Le dévoilement de l’âme suffit-il, à lui seul, pour rendre à l’âme sa pureté? Certainement. Mais le dévoilement de l’âme est-il chose possible, l’âme peut-elle retourner à sa première nature? Certainement oui, quoique cela puisse demander de la persévérance et de longs efforts. C’est là la seconde naissance de l’homme. Nous naissons avec ce petit ego, notre compagnon de route toute notre vie. Il projette son reflet sur notre âme. La tranquillité parfaite de l’esprit, la sérénité absolue suffiraient-elles à elles seules pour rétablir la pureté de la conscience?
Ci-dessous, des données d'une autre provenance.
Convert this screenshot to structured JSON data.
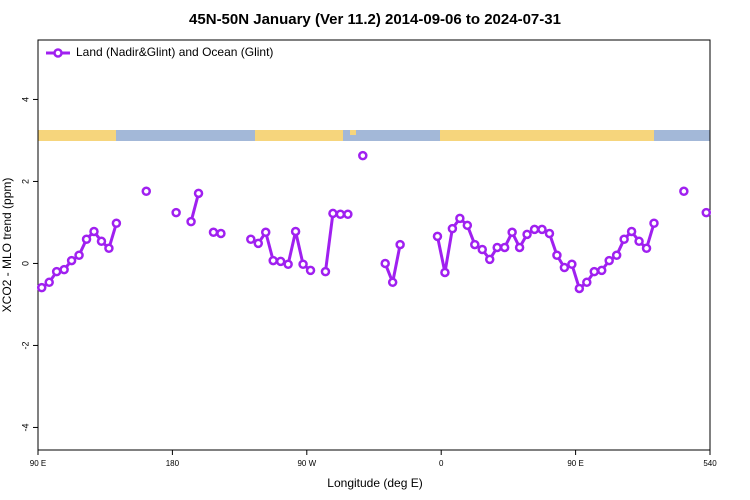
{
  "chart_data": {
    "type": "line",
    "title": "45N-50N January (Ver 11.2)   2014-09-06 to 2024-07-31",
    "x_label": "Longitude (deg E)",
    "y_label": "XCO2 - MLO trend (ppm)",
    "xlim": [
      90,
      540
    ],
    "xticks": [
      {
        "value": 90,
        "label": "90 E"
      },
      180,
      {
        "value": 270,
        "label": "90 W"
      },
      {
        "value": 360,
        "label": "0"
      },
      {
        "value": 450,
        "label": "90 E"
      },
      540
    ],
    "ylim": [
      -4.55,
      5.45
    ],
    "yticks": [
      -4,
      -2,
      0,
      2,
      4
    ],
    "legend": "top-left",
    "x": [
      92.5,
      97.5,
      102.5,
      107.5,
      112.5,
      117.5,
      122.5,
      127.5,
      132.5,
      137.5,
      142.5,
      147.5,
      162.5,
      167.5,
      182.5,
      187.5,
      192.5,
      197.5,
      202.5,
      207.5,
      212.5,
      217.5,
      232.5,
      237.5,
      242.5,
      247.5,
      252.5,
      257.5,
      262.5,
      267.5,
      272.5,
      277.5,
      282.5,
      287.5,
      292.5,
      297.5,
      302.5,
      307.5,
      312.5,
      322.5,
      327.5,
      332.5,
      337.5,
      357.5,
      362.5,
      367.5,
      372.5,
      377.5,
      382.5,
      387.5,
      392.5,
      397.5,
      402.5,
      407.5,
      412.5,
      417.5,
      422.5,
      427.5,
      432.5,
      437.5,
      442.5,
      447.5,
      452.5,
      457.5,
      462.5,
      467.5,
      472.5,
      477.5,
      482.5,
      487.5,
      492.5,
      497.5,
      502.5,
      507.5,
      522.5,
      527.5,
      537.5
    ],
    "series": [
      {
        "name": "Land (Nadir&Glint) and Ocean (Glint)",
        "color": "#a020f0",
        "values": [
          -0.59,
          -0.46,
          -0.2,
          -0.15,
          0.07,
          0.2,
          0.59,
          0.78,
          0.54,
          0.37,
          0.98,
          null,
          1.76,
          null,
          1.24,
          null,
          1.02,
          1.71,
          null,
          0.76,
          0.73,
          null,
          0.59,
          0.49,
          0.76,
          0.07,
          0.05,
          -0.02,
          0.78,
          -0.02,
          -0.17,
          null,
          -0.2,
          1.22,
          1.2,
          1.2,
          null,
          2.63,
          null,
          0.0,
          -0.46,
          0.46,
          null,
          0.66,
          -0.22,
          0.85,
          1.1,
          0.93,
          0.46,
          0.34,
          0.1,
          0.39,
          0.39,
          0.76,
          0.39,
          0.71,
          0.83,
          0.83,
          0.73,
          0.2,
          -0.1,
          -0.02,
          -0.61,
          -0.46,
          -0.2,
          -0.17,
          0.07,
          0.2,
          0.59,
          0.78,
          0.54,
          0.37,
          0.98,
          null,
          1.76,
          null,
          1.24
        ]
      }
    ]
  }
}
Certainement oui, mais il est difficile d’y arriver. Nous sommes constamment en mouvement. Notre esprit est comme une eau qui n’est jamais immobile. Il se meut, et son mouvement crée en lui une substance dense. C’est pourquoi le Soufi emploie deux moyens pour arriver à la pureté de l’âme. Il cherche à tout moment à développer en lui l’amour, il cherche à arriver à une pureté parfaite. Et ces deux choses, il les pratique dans la vie et dans la méditation. 

 

Toutes les voies mènent à un seul but, mais il y en a de plus longues et il y en a de plus courtes, il y en a de plus difficiles et de plus faciles. Le Soufi choisit la voie la plus facile, celle de l’amour. Il choisit la plus courte en suivant les pas de ceux qui l’ont précédé sur ce chemin. Il reçoit leur aide, il reçoit leur lumière. Il n’est jamais seul. Une main secourable est toujours là pour l’aider. Il cherche à développer en lui l’amour, d’abord par la tolérance, ensuite par une considération, à tout moment de la journée, de ne pas blesser autrui, de ne pas causer une souffrance, même légère, à qui que ce soit, et il accepte avec patience tout ce qu’il rencontre: affronts, indifférence, incompréhension; il apprécie hautement la sympathie, la bonne volonté des autres à son égard. Voilà ce qu’il cherche à accomplir dans la vie. Et il se réserve quelques moments de la journée dans lesquels il nettoie le miroir de son esprit, de son cœur. Il le frotte pour enlever les taches qui s’y trouvent, et quand ce miroir est pur, il le tourne vers la Lumière Divine qui alors l’illumine. Quand il est arrivé à ce point, le but de sa voie de purification est atteint. A ce moment, il est tout et il n’est rien. Soufi veut dire "saf", pur, pur des distinctions et des différences.